The six men, all dressed in dark nondescript clothing, sat in Ed’s living room, illuminated by a single lamp with a forty-watt bulb. Ed had drawn the thick drapes over the window and locked the doors. Nobody knew when the evacuation flunkeys would come around to start throwing citizens out of their homes, but if any FEMA fuckers came tonight, it would look like nobody was home. That had been Ed’s idea.
He’d slept all afternoon after the morning’s raid on the Army Vet Corps van, and now he was energetic and ready. He had a sudden thought. "You know what? We're like Minutemen."
“Who?” Sam said.
“The guys who defended Boston and won the American Revolution for freedom,” Ed explained, and when Brad and Dennis both nodded, Ed felt good again.
Dennis said, “It’ll s
ure be good to have my Ninja back. I’ll bet you miss Jake and them, too, Ed.”
“You know it,” Ed said. He did miss the Samoyeds. He hadn’t told any of the men that his dogs had been infected, or about Cora’s death, just saying for now that she was “away.” Nobody questioned this. And anyway, maybe the Samoyeds hadn’t really been infected after all. They’d never liked Cora.
“Be a lot of traffic,” Tom said.
“That’s true,” Sam said. “All the lily-livered evacuees. But that’s good. Our people will blend right in.”
Brad nodded again. He said, “Ed, you work with me, okay?”
“Sure,” Ed said, with a quick grin. “Maybe we should go. Traffic.”
The men picked up their ski masks and headed for the garage.
Del and Brenda Lassiter sat in the kitchen of their daughter’s house, finishing dinner. Brenda had eaten hardly anything. Chrissy, sweet girl that she was, fussed at her mother.
“Have a little meat, Mom.”
Brenda smiled tremulously. “It’s all so good, honey, but I just don’t seem to have much appetite.”
Chrissy glanced at Del, who shook his head slightly: Don’t force her. Even before she was diagnosed, before the chemo, Brenda had never been able to eat when she was distressed.
“How about turning on the news to—” Chrissy began, caught herself, and flushed guiltily. Del, who’d told his daughter privately not to have the news playing near Brenda, said quickly, “Three-handed pinochle until Jack gets home from work? Honey?”
Brenda apparently hadn’t been listening. She suddenly burst out, totally unlike herself, “I just don’t understand!
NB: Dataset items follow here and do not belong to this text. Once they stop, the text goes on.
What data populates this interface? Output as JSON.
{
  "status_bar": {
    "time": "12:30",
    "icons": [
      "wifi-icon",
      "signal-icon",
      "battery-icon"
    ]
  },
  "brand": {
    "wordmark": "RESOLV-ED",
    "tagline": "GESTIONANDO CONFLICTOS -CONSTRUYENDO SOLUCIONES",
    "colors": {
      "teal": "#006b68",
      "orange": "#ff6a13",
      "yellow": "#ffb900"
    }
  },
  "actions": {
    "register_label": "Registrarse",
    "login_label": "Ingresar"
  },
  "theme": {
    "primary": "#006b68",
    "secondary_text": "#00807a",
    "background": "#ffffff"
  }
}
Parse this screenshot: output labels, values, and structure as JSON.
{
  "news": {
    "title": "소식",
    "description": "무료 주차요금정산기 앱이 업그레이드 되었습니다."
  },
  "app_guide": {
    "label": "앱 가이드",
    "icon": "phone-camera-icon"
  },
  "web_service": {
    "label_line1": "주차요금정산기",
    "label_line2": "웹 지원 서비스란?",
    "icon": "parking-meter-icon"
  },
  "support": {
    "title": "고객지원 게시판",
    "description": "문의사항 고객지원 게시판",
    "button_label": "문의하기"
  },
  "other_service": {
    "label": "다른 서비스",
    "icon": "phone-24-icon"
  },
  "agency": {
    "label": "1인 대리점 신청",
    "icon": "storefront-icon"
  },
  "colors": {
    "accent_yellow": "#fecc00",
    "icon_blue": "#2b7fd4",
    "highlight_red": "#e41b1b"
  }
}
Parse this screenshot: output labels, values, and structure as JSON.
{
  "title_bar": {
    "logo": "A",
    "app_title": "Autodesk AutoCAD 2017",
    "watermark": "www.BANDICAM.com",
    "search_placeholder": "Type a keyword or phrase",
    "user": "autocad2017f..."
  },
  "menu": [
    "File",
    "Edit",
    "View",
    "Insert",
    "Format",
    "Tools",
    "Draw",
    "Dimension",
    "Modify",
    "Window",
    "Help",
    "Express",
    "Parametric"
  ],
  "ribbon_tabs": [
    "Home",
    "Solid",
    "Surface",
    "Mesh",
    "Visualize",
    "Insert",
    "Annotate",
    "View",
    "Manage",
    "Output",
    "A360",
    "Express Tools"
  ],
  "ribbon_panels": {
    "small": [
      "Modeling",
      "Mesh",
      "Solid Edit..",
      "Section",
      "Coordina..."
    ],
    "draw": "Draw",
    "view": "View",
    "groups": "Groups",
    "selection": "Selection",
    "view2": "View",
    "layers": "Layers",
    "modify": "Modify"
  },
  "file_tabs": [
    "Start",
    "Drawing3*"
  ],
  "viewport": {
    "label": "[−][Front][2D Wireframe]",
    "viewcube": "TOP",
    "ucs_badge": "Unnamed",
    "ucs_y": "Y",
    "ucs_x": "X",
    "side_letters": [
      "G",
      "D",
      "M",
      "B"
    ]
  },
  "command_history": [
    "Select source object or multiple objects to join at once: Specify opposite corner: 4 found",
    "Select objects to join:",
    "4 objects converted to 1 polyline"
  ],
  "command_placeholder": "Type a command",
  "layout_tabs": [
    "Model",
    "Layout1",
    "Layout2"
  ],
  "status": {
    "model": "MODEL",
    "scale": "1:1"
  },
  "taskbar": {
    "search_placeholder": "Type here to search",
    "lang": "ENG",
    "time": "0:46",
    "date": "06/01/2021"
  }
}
I just don’t understand what the government...I just don't understand how anybody could hurt a dog!"
Kill every last dog before they all kill us.
Steve Harper had kept it small. Just him, Keith Rubelski, Ted Joyner, and Ted’s girlfriend Cassie. Keith carried the explosives in a canvas bag that surprised Steve with its smallness and lightness. Thank God for Keith.